Les tissus à fleur, c'est autre chose : il y a des ramages, des courbes, des volutes, ça roucoule, ça gazouille. Avez-vous déjà entendu gazouiller un kilt écossais ? Moi jamais !
Claude Lévi-Strauss n'a jamais trouvé de motif écossais chez les Indiens Bororo pas plus que Jean Malaurie chez les Inuits, pas plus qu'aucun autre ethnologue chez les Aborigènes d'Australie ou les Papous de Nouvelle Guinée. Aucune trace d'écossais chez les Indiens d'Amérique ni les Indiens d'Inde. Pas de motif écossais dans les hiéroglyphes égyptiennes ni dans l'écriture chinoise ou arabe. La volupté des estampes japonaises n'en comporte pas plus que les gravures du néolithique sur granit armoricain. Et Yves Coppens confirme qu'il n'y avait pas de mouchoirs à carreaux dans l'armoire à linge de Lucy.
Jusqu'à une certaine date du début de notre ère , il y a un peu plus de deux mille ans, (ce jour-là, un gars maigre et barbu appelé JC par ses potes (Jean-Claude probablement) se serait fait épinglé à un croisement alors qu'il aurait refusé de prendre le passage clouté, ou quelque chose du genre, je ne connais pas les circonstances exactes mais il paraitrait qu'on en parle encore dans certaines chaumières...), jusqu'à cette funeste date, personne n'avait eu l'idée de croiser des lignes horizontales avec des lignes verticales. Personne.
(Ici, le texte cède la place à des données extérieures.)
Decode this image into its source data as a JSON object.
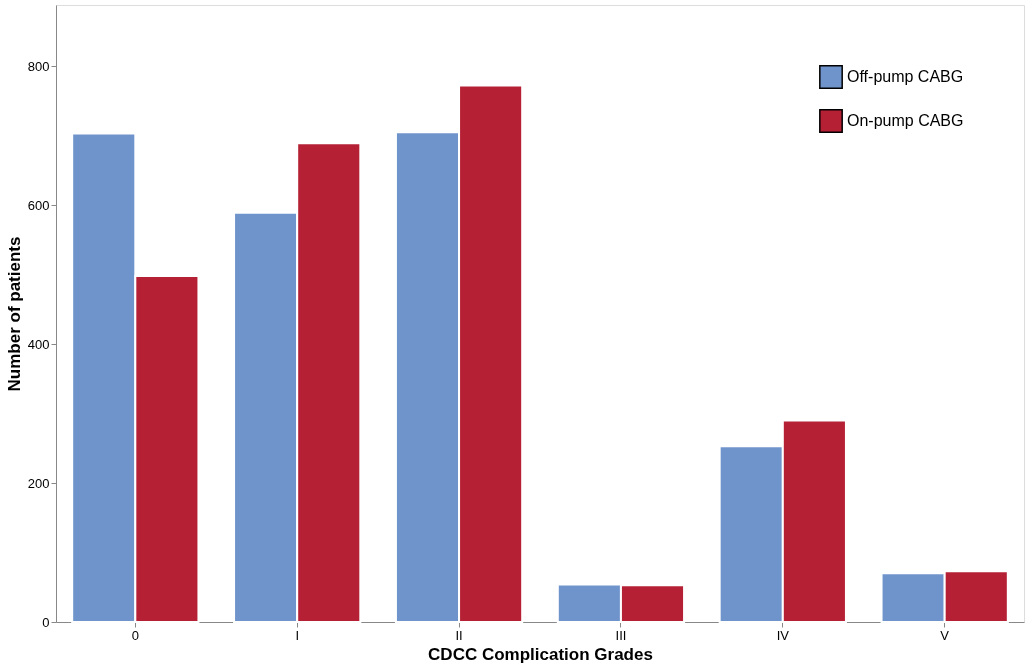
{
  "chart_data": {
    "type": "bar",
    "xlabel": "CDCC Complication Grades",
    "ylabel": "Number of patients",
    "categories": [
      "0",
      "I",
      "II",
      "III",
      "IV",
      "V"
    ],
    "series": [
      {
        "name": "Off-pump CABG",
        "color": "#6f93cb",
        "values": [
          703,
          589,
          705,
          54,
          253,
          70
        ]
      },
      {
        "name": "On-pump CABG",
        "color": "#b52035",
        "values": [
          498,
          689,
          772,
          53,
          290,
          73
        ]
      }
    ],
    "ylim": [
      0,
      888
    ],
    "yticks": [
      0,
      200,
      400,
      600,
      800
    ],
    "grid": false,
    "legend": "top right"
  }
}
Les armées croisaient le fer, des chemins qui menaient à Rome croisaient d'autres chemins qui menaient à Rome, des hordes de loups croisaient dans nos forêts bretonnes des rondins de bois chargés de menhirs... Mais personne n'avait imaginé porter une fourrure écossaise, se draper d'une toge écossaise, orner son bouclier de motifs écossais et pleurer dans un mouchoir de Cholet.
En hommage à l'accident de JC précédemment cité, il y a bien eu une première tentative de croisement de ligne au milieu du Moyen Age, tentative modeste car ne consistant à croiser sur des tuniques qu'une seule et courte ligne horizontale avec une seule et courte ligne verticale. Ces inventeurs pitoyables se sont fait appelés les croisés et, fiers de leur découverte, ont paradé jusqu'à ce qu'ils ne rencontrent plus personne sur leur chemin. Arrivés au milieu d'un désert de sable chaud, les gens du coin leur ont demandé de faire demi tour, ça a fait tout un pataquès et on connaît la suite.
L'expérience et les ratées de l'histoire devraient apprendre la sagesse aux hommes. Et bien non. Pour ce qui est des erreurs du passé, il y a toujours quelqu'un pour les reproduire au centuple. D'un simple croisement de deux lignes courtes au milieu d'une étoffe, un malheureux tisserand habitant dans les brumes lointaines d'Ecosse a décidé de couvrir tout le tissu d'une multitude de lignes horizontales avec une multitude de lignes verticales. Et personne pour lui dire : « Arrête, c'est moche. » Personne ! Pire, certains, n'osant pas le vexer, ont accepté de se vêtir de ces tissus croisés. Puis, la force de l'habitude... Un vrai désastre qui a traversé la Manche et s'est propagé sur tout le continent et au delà.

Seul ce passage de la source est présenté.